Rechtliche Erwägungen
Das Bundesgericht erinnert an die Begründungsanforderungen für eine Beschwerde gemäss Art. 42 Abs. 1 und 2 des Bundesgerichtsgesetzes (BGG). Die beschwerdeführende Partei muss in gedrängter Form darlegen, inwiefern der angefochtene Akt Recht verletzt. Nach ständiger Rechtsprechung muss sich die Begründung bei einer Beschwerde gegen einen Nichteintretensentscheid mit den Gründen befassen, die für die Unzulässigkeit durch die Vorinstanz ausschlaggebend waren. Eine Beschwerde, die sich darauf beschränkt, Argumente zur Sache vorzubringen, ohne den Nichteintretensentscheid selbst anzufechten, genügt den Begründungsanforderungen nicht.

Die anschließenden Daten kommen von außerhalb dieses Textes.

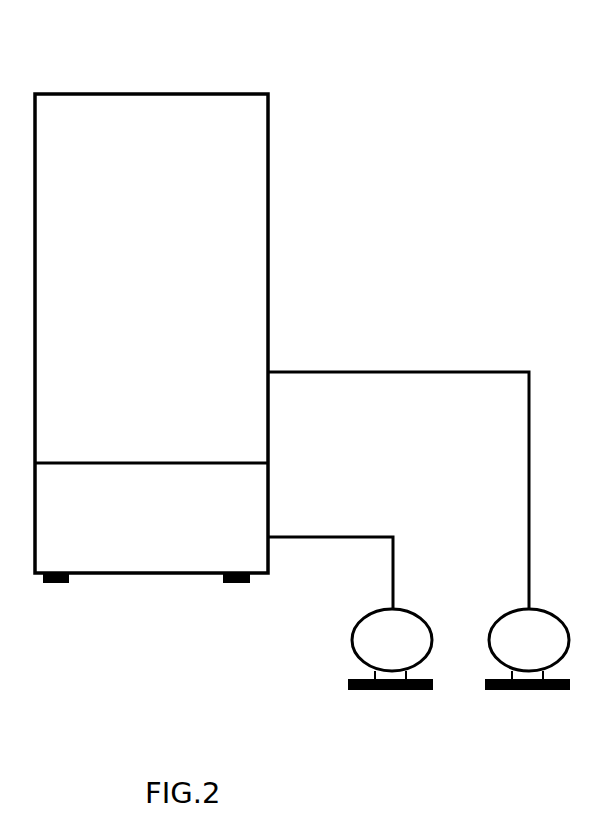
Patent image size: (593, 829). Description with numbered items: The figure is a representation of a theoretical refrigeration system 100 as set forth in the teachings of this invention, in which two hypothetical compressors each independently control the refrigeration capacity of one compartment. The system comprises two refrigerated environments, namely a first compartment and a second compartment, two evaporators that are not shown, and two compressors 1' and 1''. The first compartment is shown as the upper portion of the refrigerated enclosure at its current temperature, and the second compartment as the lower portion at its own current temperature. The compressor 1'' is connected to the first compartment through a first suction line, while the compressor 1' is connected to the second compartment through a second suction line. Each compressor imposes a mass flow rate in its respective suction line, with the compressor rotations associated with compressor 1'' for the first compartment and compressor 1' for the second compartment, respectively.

Anwendung auf den konkreten Fall
Das Bundesgericht stellt fest, dass die Beschwerdeführer nicht darlegen, inwiefern die kantonale Instanz zu Unrecht nicht auf ihre Beschwerde eingetreten ist, weil der Kostenvorschuss nicht bezahlt wurde. Ihre Argumentation beschränkt sich auf allgemeine Kritik an der Justizverwaltung und Verweise auf andere Verfahren, ohne direkten Bezug zum Streitgegenstand. Die Beschwerde lässt somit eine sachbezogene Begründung vermissen. Da sie sich nicht mit den Gründen des kantonalen Entscheids auseinandersetzt, erfüllt sie die Anforderungen von Art. 42 BGG nicht.
Ergebnis
Das Bundesgericht tritt auf die Beschwerde im vereinfachten Verfahren gemäss Art. 108 Abs. 1 lit. b BGG nicht ein. Die Gerichtskosten von 1'000 Franken werden den Beschwerdeführern auferlegt.